What happens if a company is holding payroll deductions for an employee from the previous year and the April 15th deadline passes. Can they still contribute the funds?
If the delay occurred because the employee never opened the account, the answer is no. Once the custodians close the tax year, the funds can’t be applied to the previous year. The employer needs to return the those funds to the employee after calculating the appropriate payroll and withholding taxes. They also need to prepare a corrected W-2 form for the employee and the employee may need to amend their return. However, if the funds were misdirected due to an error, and but for the error the funds would have been in the account, the employer should be able to treat them as if they were contributed during the prior year. In either case, you should consult with your own tax professionals or counsel to make sure this is done correctly.
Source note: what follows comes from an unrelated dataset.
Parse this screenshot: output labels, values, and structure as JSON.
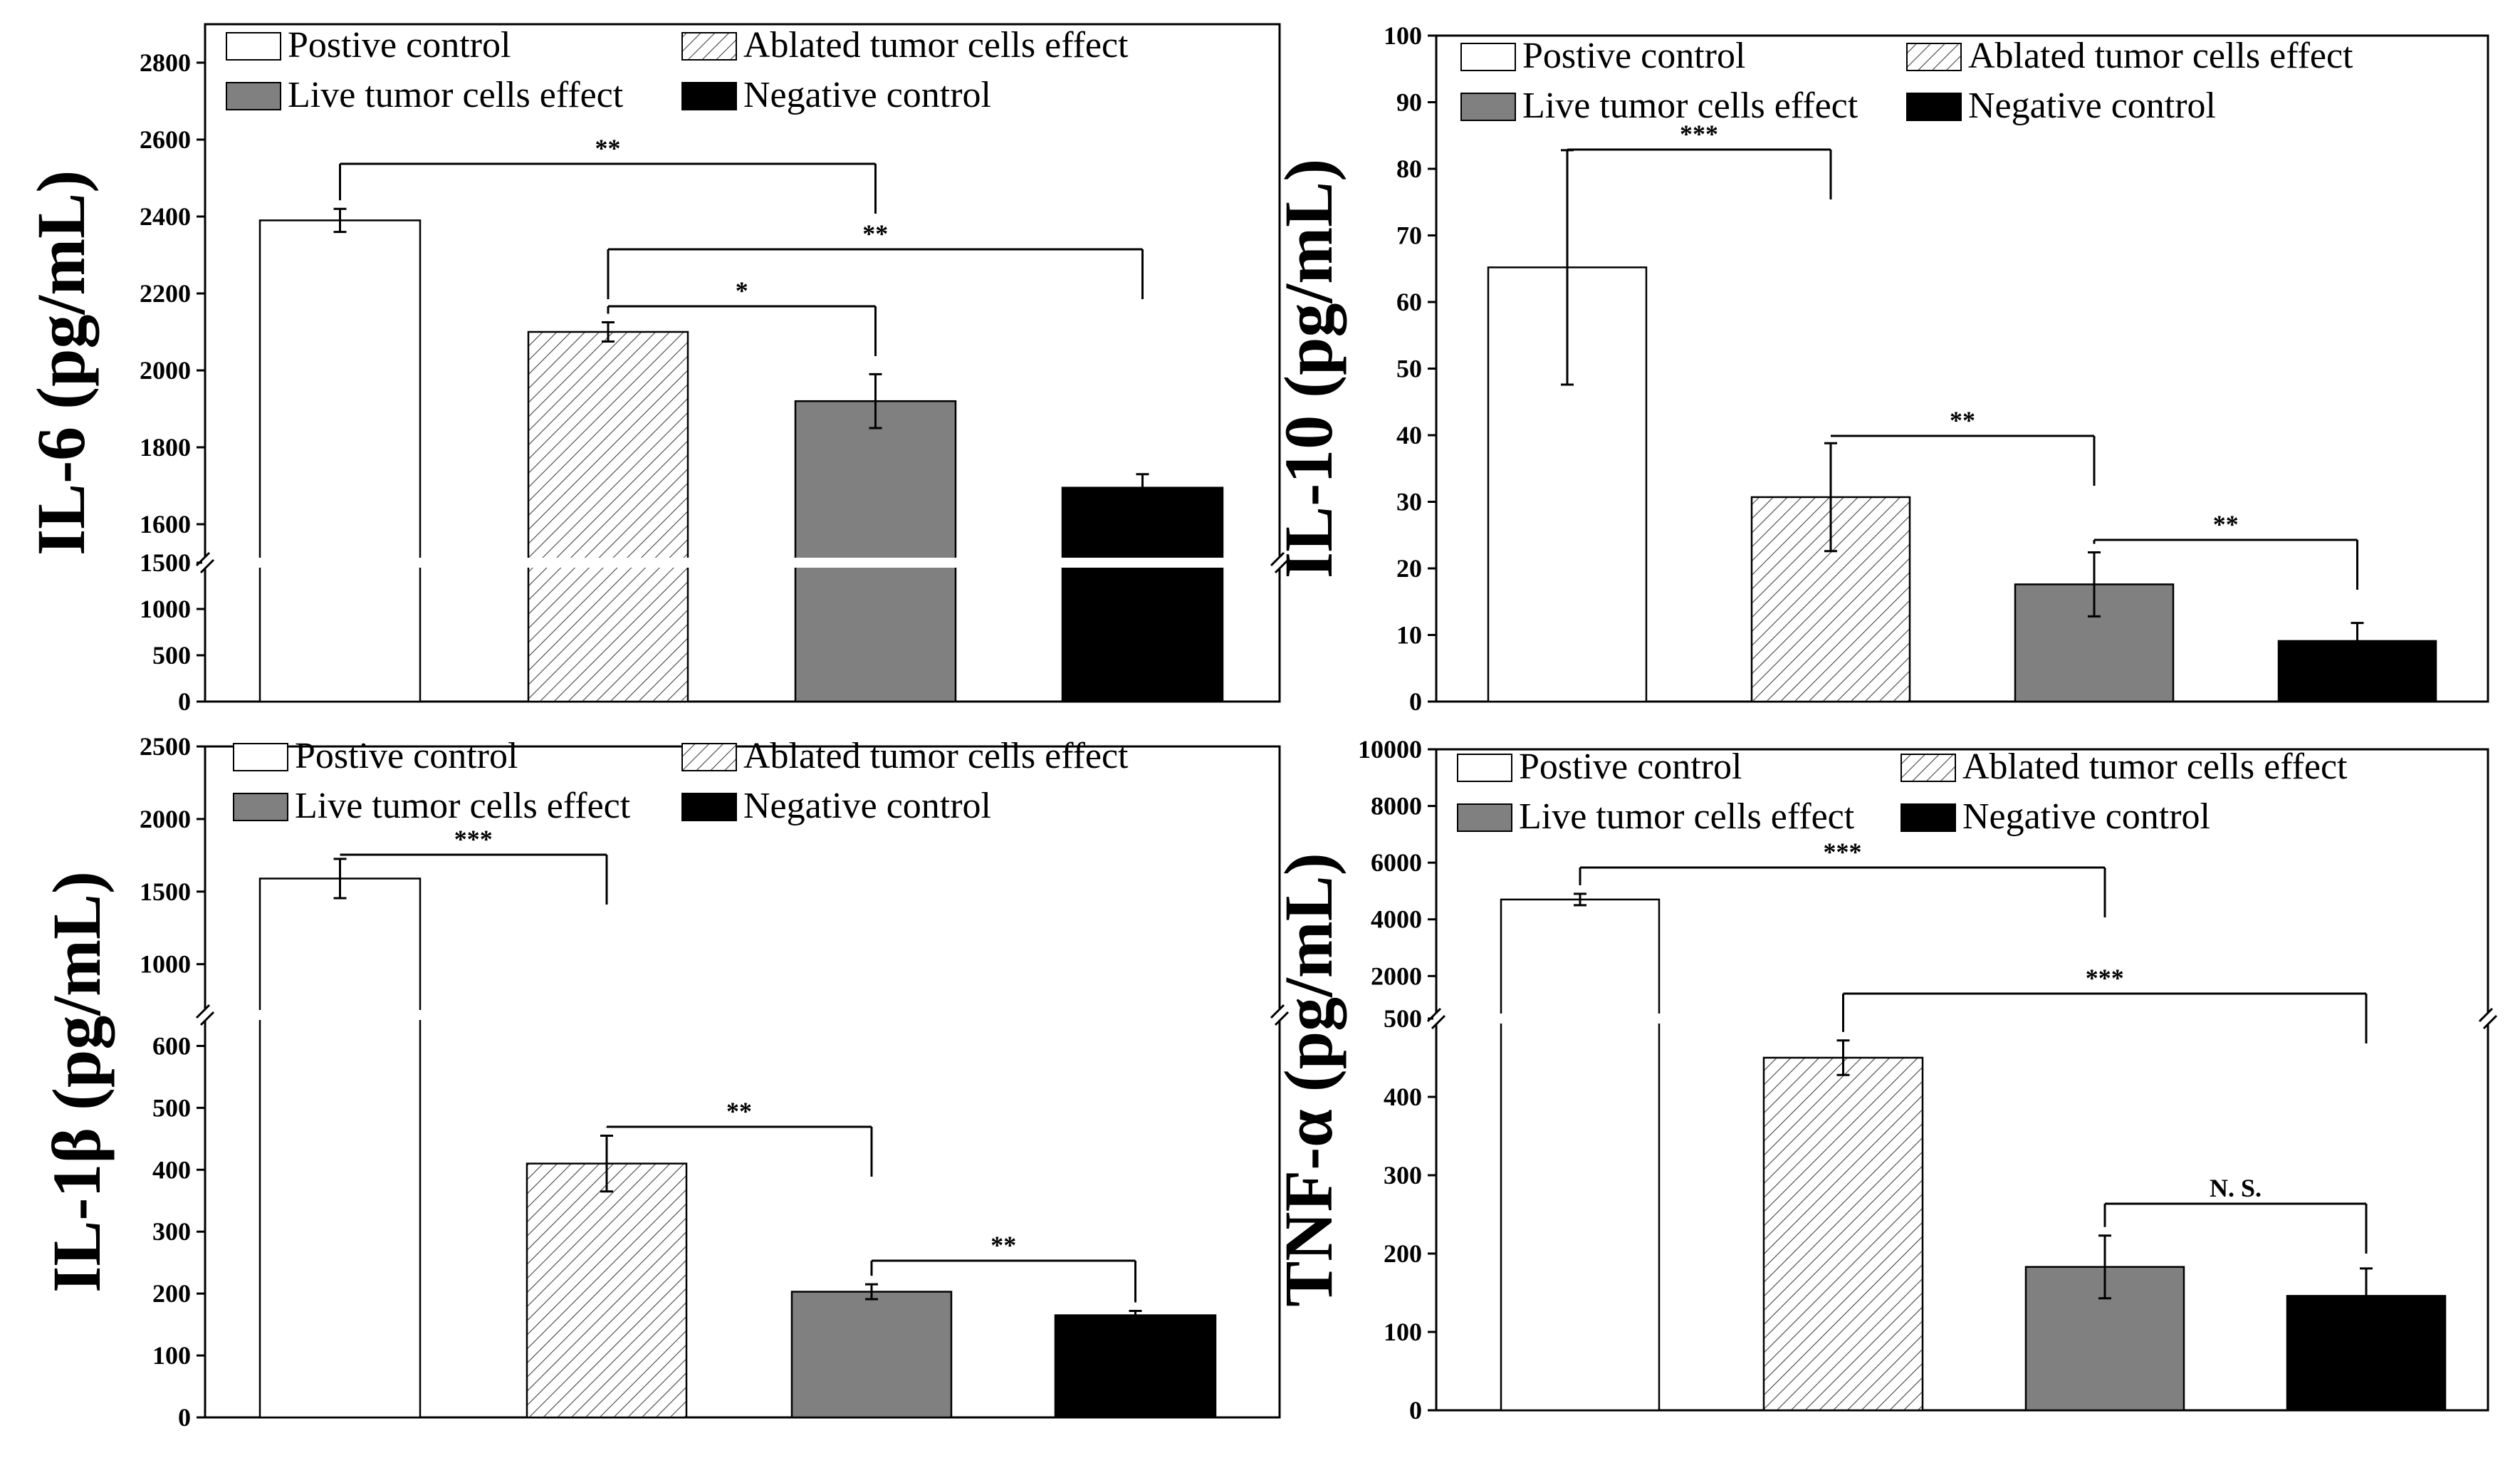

If an employer contributes to an HSA for several months, and then discovers that the employee was never eligible, can the employer recover their funds or do they forfeit them?
They can recover the funds. Since the employee was never eligible to establish the HSA, the non-forfeitability rule does not apply. The employer can work directly with the custodian to recover the funds from the account and usually no permission from the account holder is needed.
What are the advantages and disadvantages with front-loading the employer contribution at the start of the plan year?
While contributing early helps give employees a head start in paying for expenses, employers risk contributing more to the account than their contribution limit allows. In most cases, employees will end up qualifying for the full annual IRS contribution maximum, but if an employee is terminated mid-year, changes status (such as going from a family plan to a single plan), or suddenly becomes ineligible, the employee will have to pay taxes and a penalty on any over-contributed amount.